WAIKĪKĪ DURING THE SHUTDOWN.
photo: Aaron K. Yoshino
Tour groups keep people from prohibited areas and, because they use shuttles, they don’t add to the number of cars on the road—a huge problem in Hawai‘i, which has some of the worst traffic in the U.S. “Raise the cost of rental cars,” says Logtenberg, to discourage some tourists from renting them.

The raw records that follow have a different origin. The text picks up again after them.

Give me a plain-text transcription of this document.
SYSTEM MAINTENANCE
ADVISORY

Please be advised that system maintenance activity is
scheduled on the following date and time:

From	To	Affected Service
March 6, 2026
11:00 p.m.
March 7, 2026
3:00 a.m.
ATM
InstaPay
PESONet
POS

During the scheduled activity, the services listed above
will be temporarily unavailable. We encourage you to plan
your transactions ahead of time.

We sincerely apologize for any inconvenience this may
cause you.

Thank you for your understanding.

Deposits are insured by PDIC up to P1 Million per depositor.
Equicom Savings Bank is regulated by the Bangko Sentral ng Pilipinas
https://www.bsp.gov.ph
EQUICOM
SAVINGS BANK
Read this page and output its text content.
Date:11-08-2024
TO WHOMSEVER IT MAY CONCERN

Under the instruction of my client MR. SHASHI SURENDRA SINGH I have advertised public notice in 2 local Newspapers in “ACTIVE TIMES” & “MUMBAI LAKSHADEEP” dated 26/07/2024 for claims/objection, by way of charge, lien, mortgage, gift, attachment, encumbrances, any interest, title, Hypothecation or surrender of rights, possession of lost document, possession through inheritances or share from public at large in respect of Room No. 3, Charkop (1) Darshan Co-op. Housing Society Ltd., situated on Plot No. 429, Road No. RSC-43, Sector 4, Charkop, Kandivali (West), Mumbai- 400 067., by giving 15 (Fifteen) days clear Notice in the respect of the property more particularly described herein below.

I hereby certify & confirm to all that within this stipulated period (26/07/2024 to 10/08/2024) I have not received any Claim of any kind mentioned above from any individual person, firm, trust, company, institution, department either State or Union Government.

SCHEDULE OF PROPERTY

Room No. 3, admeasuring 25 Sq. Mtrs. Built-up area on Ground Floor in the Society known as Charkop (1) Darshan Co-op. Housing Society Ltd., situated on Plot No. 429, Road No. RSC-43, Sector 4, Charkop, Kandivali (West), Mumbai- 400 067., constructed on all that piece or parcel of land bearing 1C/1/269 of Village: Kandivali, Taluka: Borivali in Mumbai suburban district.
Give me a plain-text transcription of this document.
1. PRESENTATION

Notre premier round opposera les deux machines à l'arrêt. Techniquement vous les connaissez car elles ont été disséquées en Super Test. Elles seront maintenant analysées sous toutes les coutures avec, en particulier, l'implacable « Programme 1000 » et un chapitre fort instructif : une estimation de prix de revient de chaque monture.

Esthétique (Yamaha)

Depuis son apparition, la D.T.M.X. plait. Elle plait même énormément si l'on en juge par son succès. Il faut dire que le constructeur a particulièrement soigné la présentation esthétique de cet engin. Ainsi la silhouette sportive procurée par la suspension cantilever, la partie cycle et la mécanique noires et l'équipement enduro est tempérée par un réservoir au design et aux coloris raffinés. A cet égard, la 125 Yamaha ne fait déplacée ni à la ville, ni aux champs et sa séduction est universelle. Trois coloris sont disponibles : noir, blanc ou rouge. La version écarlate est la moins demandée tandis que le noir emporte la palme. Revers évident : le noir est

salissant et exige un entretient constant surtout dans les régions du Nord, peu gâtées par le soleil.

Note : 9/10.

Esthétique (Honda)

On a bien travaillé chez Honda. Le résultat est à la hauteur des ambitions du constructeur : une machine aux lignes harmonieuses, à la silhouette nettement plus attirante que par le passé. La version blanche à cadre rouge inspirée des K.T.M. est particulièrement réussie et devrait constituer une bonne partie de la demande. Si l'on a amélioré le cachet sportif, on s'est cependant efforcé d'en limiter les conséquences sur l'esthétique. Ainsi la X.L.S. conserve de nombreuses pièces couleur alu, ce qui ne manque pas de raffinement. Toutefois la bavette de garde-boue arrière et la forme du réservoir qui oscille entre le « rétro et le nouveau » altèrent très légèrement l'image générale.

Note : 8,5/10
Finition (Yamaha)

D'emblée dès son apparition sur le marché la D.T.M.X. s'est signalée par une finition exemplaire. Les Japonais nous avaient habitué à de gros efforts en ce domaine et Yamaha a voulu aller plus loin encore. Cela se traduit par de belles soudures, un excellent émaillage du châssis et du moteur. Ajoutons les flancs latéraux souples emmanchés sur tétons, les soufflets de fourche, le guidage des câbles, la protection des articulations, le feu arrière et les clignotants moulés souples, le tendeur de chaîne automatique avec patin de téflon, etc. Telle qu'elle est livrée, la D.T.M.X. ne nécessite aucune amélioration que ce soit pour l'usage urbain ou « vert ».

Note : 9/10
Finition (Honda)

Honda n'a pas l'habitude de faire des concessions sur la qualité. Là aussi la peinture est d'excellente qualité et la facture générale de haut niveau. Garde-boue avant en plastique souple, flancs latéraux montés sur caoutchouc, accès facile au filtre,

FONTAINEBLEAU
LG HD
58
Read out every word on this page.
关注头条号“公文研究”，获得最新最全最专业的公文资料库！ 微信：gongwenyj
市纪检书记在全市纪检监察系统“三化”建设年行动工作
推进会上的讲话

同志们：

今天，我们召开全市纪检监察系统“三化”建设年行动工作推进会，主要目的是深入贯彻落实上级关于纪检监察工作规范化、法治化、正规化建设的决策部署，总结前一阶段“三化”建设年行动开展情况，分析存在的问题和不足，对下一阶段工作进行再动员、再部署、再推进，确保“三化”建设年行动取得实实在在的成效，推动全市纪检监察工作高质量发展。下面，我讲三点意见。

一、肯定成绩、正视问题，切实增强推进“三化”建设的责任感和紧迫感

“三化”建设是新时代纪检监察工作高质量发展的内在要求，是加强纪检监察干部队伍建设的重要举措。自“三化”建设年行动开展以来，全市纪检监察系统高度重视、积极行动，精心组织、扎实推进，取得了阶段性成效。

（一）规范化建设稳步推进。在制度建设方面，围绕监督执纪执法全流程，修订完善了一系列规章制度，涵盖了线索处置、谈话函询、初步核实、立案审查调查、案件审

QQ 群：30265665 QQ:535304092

Another idea to limit the number of cars on the road, suggests Vieira, is for tourists to pay a toll when they drive to popular destinations or during high-traffic times, like on the weekends. The additional revenue could be put into repairing roads. “If a visitor wants to drive out to the North Shore [of O‘ahu], there’s a $15 charge,” he says. “I think visitors are willing to pay to enjoy the resources.”
As Hawai‘i works to limit the number of visitors at the most overrun destinations, the state will also have to finally diversify the economy. Last year, tourism accounted for a quarter of it. If that were reduced, the devastating impacts of any new pandemic or natural disaster would not be as painful.